TRAVELLERS are likely to be facing less options when flying between Gladstone and Brisbane with fears both Qantas and Virgin will soon start cutting back flights.

Passenger numbers have been on a downward trend since 2013 and with construction coming to an end on Curtis Island the volume of fly-in-fly-out workers using the airport will continue to decline.

Virgin Airlines says, at this stage, it has no plans to cut back on its services which range from three to six flights per day.

Mayor Matt Burnett says it is only a matter of time before the major airlines will be forced to change their schedules.
Between July 2014 and July 2015 passenger numbers dropped by 32,143 - from 532,243 to 500,100.

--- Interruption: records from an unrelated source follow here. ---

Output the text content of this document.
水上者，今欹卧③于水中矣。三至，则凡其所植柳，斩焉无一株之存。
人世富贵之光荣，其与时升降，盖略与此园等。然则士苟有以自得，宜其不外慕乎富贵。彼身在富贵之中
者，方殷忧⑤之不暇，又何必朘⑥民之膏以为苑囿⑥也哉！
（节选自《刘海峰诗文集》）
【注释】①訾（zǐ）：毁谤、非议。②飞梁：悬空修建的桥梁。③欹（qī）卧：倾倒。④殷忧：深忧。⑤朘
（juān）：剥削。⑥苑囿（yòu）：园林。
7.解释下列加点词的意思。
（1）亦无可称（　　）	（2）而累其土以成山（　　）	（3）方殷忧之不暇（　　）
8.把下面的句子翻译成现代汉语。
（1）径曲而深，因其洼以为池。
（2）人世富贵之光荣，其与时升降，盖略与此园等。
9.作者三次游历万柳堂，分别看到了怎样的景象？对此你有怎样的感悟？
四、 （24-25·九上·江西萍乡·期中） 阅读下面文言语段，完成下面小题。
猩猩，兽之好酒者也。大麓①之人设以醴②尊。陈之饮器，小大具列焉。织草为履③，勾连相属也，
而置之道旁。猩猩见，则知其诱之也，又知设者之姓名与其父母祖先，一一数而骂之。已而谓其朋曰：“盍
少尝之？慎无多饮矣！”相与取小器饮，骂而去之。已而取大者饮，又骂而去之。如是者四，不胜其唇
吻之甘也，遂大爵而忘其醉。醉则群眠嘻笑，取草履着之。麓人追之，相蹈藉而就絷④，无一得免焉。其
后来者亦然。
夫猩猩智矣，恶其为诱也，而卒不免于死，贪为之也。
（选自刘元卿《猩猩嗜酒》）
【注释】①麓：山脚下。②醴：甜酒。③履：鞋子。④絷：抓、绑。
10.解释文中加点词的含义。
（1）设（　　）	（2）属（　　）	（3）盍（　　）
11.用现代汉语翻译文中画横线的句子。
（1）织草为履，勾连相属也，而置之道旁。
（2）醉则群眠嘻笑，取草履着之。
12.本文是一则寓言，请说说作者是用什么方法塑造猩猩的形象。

By the end of this financial year those numbers are expected to have dropped by another 30.2%, figures from the Gladstone Airport Corporation say.

"They put a lot of flights on to service the FIFO workers," Cr Burnett says.

"I see there being no doubt the frequency of flight will reduce."

Virgin Australia says statistics show its services are still well used and in a written statement it has "no plans to make any major scheduling changes".

The Observer has also contacted Qantas for comment, but they are yet to respond to our request.

Even if passengers do lose services to Brisbane, Cr Burnett says fewer flights won't impact revenue from the passenger tax of $72 for a return flight - although fewer passengers will.

Regardless, he says there are no plans to increase the tax.

"Just because there may be less flights doesn't mean less tax than we are receiving now," Cr Burnett said.

"It just means having 100 people on one plane instead of two."

Profits have been dropping along with passenger numbers from $5.99 million before tax at the end of 2014 to an expected $2.186 million at the end of the 2016 financial year.

The corporation's profit dived by almost 50% to the end of the 2015 financial year, to $3.10 million.